I heard the rain through the open window when I woke up this morning. The rain is steady but it’s a light rain, the sort where the drops from the roof make more noise than the rain. I love days like today when the room is dark and all is quiet except for the raindrops.
A lot of the pine pollen has been washed from my deck, but under the deck chairs the yellow-green spots are protected and only pitted by the rain. They look like paintings, like Pollacks dripped from brushes. The umbrellas are back to being red. The deck will soon be in its summer finery.
When I was a little kid, I didn’t need or want much. I had my sled for the winter and my bike for the rest of the year. I wore sneakers all summer, the same pair until I either out-grew them or they finally wore out. I wore shorts and blouses, the summer uniform for girls. Fashionable hadn’t yet become part of my vocabulary. Whatever I found in my bureau drawer was what I wore for the day. I don’t even think I worried about matching colors.
When I became a teenager, clothes were paramount. I had to have what everyone else was wearing. Individuality was a concept none of us espoused. I remember one Christmas getting black stretch stirrup pants and a fluffy, almost Angora like pink sweater. That outfit was so much the rage you’d think it was a uniform for a strange band. I loved that sweater and wore it until it was unwearable, worn and no longer fluffed. We wore our cardigans backwards, the buttons down our backs. They were best worn with tightish skirts which zippered in the back. I never had enough clothes back then-at least I thought so.
In college, for my first two years, we were required to wear dresses or skirts. None of us liked it but we didn’t have a choice. The coldest winter in years occurred during my junior year and the clothing rule changed. We could now wear slacks to help keep us warm. The horse had been let out of the barn, and from then on we could always wear what we wanted though shorts were not part of the deal.
In Ghana, in those days, women had to wear dresses, never pants. I wore a dress every day to teach. I travelled for hours on busses in a dress which actually made pit stops easier as most places were holes in the ground in sheds. Pants would have been complicated. I had a pair of jeans I wore for long rides on my motorcycle, and I had a couple of pairs of shorts I wore around the house, never outside. The good part of all of that was my dresses were made in Ghana of Ghanaian cloth and were bright, colorful and beautiful.

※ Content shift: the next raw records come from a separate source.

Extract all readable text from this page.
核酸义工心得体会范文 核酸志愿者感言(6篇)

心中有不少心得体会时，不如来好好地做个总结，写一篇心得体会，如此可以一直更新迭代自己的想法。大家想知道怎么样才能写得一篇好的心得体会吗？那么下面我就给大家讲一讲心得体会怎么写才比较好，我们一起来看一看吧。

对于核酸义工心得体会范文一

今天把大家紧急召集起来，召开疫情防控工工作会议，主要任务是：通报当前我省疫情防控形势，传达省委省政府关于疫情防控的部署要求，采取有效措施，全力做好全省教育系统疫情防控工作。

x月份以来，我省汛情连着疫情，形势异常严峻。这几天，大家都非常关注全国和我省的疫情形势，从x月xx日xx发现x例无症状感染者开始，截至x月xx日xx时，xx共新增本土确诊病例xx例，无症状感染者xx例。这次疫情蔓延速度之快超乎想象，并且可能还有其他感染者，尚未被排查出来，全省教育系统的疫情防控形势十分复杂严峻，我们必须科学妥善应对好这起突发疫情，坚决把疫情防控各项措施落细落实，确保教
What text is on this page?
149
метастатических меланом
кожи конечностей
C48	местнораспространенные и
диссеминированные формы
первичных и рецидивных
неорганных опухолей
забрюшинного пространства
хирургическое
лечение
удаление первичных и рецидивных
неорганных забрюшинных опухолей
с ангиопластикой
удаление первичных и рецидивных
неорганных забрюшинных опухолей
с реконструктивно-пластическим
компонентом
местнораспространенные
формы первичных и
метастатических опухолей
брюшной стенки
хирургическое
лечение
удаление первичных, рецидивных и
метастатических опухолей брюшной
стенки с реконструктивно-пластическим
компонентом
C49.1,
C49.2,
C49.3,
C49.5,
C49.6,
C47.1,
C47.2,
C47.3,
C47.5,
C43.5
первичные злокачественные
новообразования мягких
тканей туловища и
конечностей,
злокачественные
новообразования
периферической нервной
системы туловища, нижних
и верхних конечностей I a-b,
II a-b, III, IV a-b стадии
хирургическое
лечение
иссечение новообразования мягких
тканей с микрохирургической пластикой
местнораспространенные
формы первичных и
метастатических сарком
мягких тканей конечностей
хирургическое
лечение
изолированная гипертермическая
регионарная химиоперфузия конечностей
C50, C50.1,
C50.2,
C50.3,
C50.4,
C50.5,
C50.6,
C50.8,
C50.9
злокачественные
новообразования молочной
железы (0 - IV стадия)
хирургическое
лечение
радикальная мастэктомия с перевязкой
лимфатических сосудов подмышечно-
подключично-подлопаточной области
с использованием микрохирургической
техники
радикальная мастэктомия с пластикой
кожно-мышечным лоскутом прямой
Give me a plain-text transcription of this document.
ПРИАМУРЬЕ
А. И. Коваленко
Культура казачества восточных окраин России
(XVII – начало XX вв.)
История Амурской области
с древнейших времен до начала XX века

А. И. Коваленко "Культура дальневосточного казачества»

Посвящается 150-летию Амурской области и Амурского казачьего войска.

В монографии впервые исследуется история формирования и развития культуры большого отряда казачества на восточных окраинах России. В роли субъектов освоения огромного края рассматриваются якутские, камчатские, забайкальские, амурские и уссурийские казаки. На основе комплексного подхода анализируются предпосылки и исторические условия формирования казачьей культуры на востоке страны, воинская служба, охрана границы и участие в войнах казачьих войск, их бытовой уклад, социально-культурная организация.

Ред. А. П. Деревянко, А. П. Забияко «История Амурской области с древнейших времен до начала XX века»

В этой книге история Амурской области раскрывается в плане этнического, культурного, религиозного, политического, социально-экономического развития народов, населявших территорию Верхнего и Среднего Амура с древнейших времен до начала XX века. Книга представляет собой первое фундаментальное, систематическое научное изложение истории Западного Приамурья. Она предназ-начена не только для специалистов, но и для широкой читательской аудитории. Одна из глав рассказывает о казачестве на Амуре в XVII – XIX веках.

Teaching here started in dresses and went to pants at some point in the late 70’s or early 80’s. My casual clothes were jeans and flannel shirts in winter and shorts and polo shirts in summer.
Now, for the most part, I wear pants and all sorts of shirts. When it’s cold, I wear a hoodie. I have two summer dresses and a spring-fall dress. Seldom do I go places where dressing up is demanded, maybe a wedding or two. My life has slid back into the comfortable. Fashionable is no longer part of my vocabulary.